In his seminal collection of popular prints published in 1881, Dmitrii Rovinskii mentions a woodcut, Eruslan Lazarevich, dated 1766. The Russian bogatyr in “a Persian hat rides a horse” and represents one of the most admired Russian folk heroes depicted in popular tales. In the nineteenth century, Eruslan Lazarevich was reprinted in multiple forms, such as lubki and in chapbook versions, but Aleksandr Veselovskii would note in 1868 that Eruslan did not originate in Russian folklore, but was adopted from Shahnameh (The Book of Kings), a Persian epic poem written by Firdowsi between 977-1010.
This paper will argue that in the popular imagination, Eruslan and his portrayals were among the earliest examples of the Russian fascination with Oriental culture.
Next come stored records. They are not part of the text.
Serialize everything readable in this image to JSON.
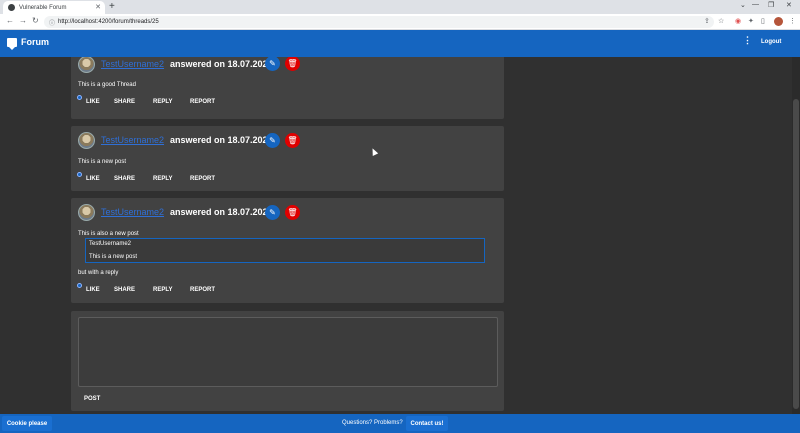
{
  "browser": {
    "tab_title": "Vulnerable Forum",
    "url": "http://localhost:4200/forum/threads/25"
  },
  "appbar": {
    "title": "Forum",
    "logout_label": "Logout"
  },
  "posts": [
    {
      "author": "TestUsername2",
      "meta": "answered on 18.07.2022",
      "text": "This is a good Thread",
      "actions": [
        "LIKE",
        "SHARE",
        "REPLY",
        "REPORT"
      ]
    },
    {
      "author": "TestUsername2",
      "meta": "answered on 18.07.2022",
      "text": "This is a new post",
      "actions": [
        "LIKE",
        "SHARE",
        "REPLY",
        "REPORT"
      ]
    },
    {
      "author": "TestUsername2",
      "meta": "answered on 18.07.2022",
      "text": "This is also a new post",
      "quote": {
        "author": "TestUsername2",
        "text": "This is a new post"
      },
      "text_after": "but with a reply",
      "actions": [
        "LIKE",
        "SHARE",
        "REPLY",
        "REPORT"
      ]
    }
  ],
  "composer": {
    "value": "",
    "post_label": "POST"
  },
  "footer": {
    "cookie_label": "Cookie please",
    "question_text": "Questions? Problems?",
    "contact_label": "Contact us!"
  },
  "colors": {
    "primary": "#1565c0",
    "delete": "#e00000",
    "card": "#424242",
    "background": "#303030"
  }
}
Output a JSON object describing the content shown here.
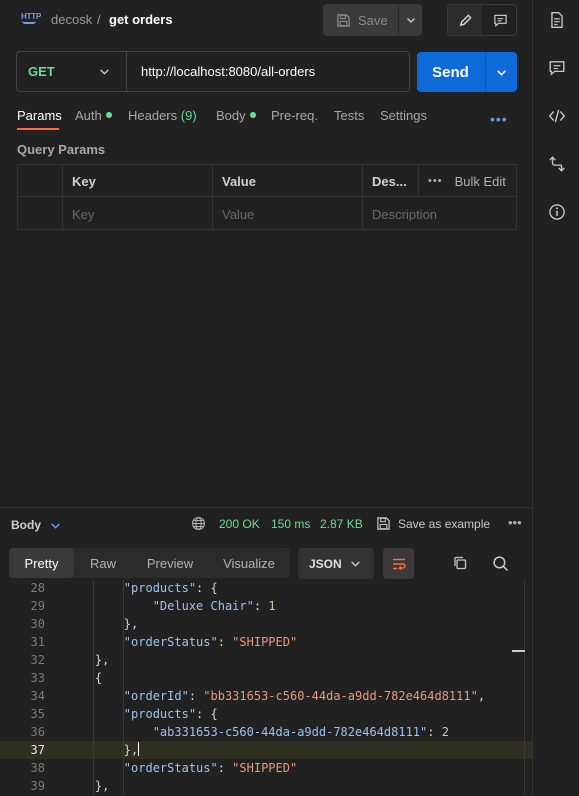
{
  "header": {
    "workspace": "decosk",
    "separator": "/",
    "title": "get orders",
    "save_label": "Save",
    "http_badge": "HTTP"
  },
  "request": {
    "method": "GET",
    "url": "http://localhost:8080/all-orders",
    "send_label": "Send"
  },
  "tabs": [
    {
      "label": "Params"
    },
    {
      "label": "Auth"
    },
    {
      "label": "Headers",
      "count": "(9)"
    },
    {
      "label": "Body"
    },
    {
      "label": "Pre-req."
    },
    {
      "label": "Tests"
    },
    {
      "label": "Settings"
    }
  ],
  "query_params": {
    "title": "Query Params",
    "headers": {
      "key": "Key",
      "value": "Value",
      "description": "Des...",
      "bulk_edit": "Bulk Edit"
    },
    "placeholders": {
      "key": "Key",
      "value": "Value",
      "description": "Description"
    }
  },
  "response": {
    "label": "Body",
    "status": "200 OK",
    "time": "150 ms",
    "size": "2.87 KB",
    "save_example": "Save as example",
    "view_tabs": [
      "Pretty",
      "Raw",
      "Preview",
      "Visualize"
    ],
    "format": "JSON"
  },
  "code_lines": [
    {
      "n": "28",
      "text": "        \"products\": {"
    },
    {
      "n": "29",
      "text": "            \"Deluxe Chair\": 1"
    },
    {
      "n": "30",
      "text": "        },"
    },
    {
      "n": "31",
      "text": "        \"orderStatus\": \"SHIPPED\""
    },
    {
      "n": "32",
      "text": "    },"
    },
    {
      "n": "33",
      "text": "    {"
    },
    {
      "n": "34",
      "text": "        \"orderId\": \"bb331653-c560-44da-a9dd-782e464d8111\","
    },
    {
      "n": "35",
      "text": "        \"products\": {"
    },
    {
      "n": "36",
      "text": "            \"ab331653-c560-44da-a9dd-782e464d8111\": 2"
    },
    {
      "n": "37",
      "text": "        },"
    },
    {
      "n": "38",
      "text": "        \"orderStatus\": \"SHIPPED\""
    },
    {
      "n": "39",
      "text": "    },"
    }
  ],
  "colors": {
    "accent": "#ff6c37",
    "send": "#0e6ad8",
    "success": "#6bdd9a",
    "json_key": "#9cc4f0",
    "json_string": "#e69b7c",
    "json_number": "#b8d7a3"
  }
}
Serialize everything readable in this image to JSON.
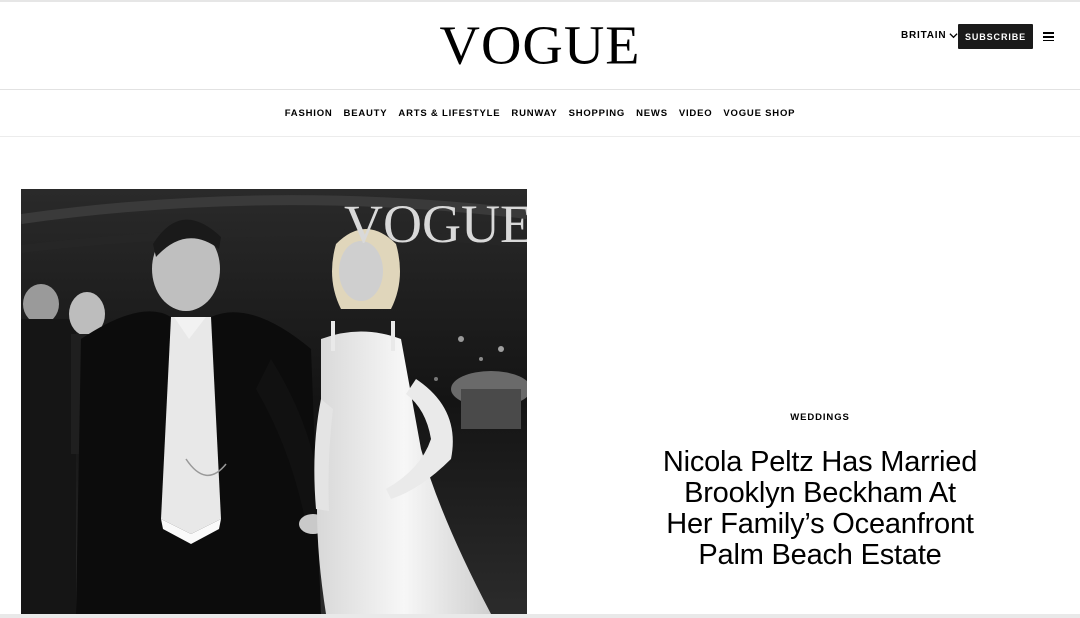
{
  "header": {
    "logo": "VOGUE",
    "region": "BRITAIN",
    "subscribe_label": "SUBSCRIBE"
  },
  "nav": {
    "items": [
      "FASHION",
      "BEAUTY",
      "ARTS & LIFESTYLE",
      "RUNWAY",
      "SHOPPING",
      "NEWS",
      "VIDEO",
      "VOGUE SHOP"
    ]
  },
  "article": {
    "image_watermark": "VOGUE",
    "category": "WEDDINGS",
    "headline": "Nicola Peltz Has Married Brooklyn Beckham At Her Family’s Oceanfront Palm Beach Estate"
  },
  "icons": {
    "region_chevron": "chevron-down-icon",
    "menu": "hamburger-menu-icon"
  }
}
Originating from the East and subsequently Russianized, Eruslan became an inspiration for many authors in the eighteenth century, and Alexander Pushkin’s poem Ruslan and Liudmila (1820) appeared as his interpretation of A Tale of Eruslan Lazarevich. The paper will explore the origins of the “imaginary Orient” in literary sources, lubok culture and will trace how the “imaginary Orient” was reflected in modernist illustrations and stage designs to Ruslan and Liudmila.
This event will be held virtually on Zoom.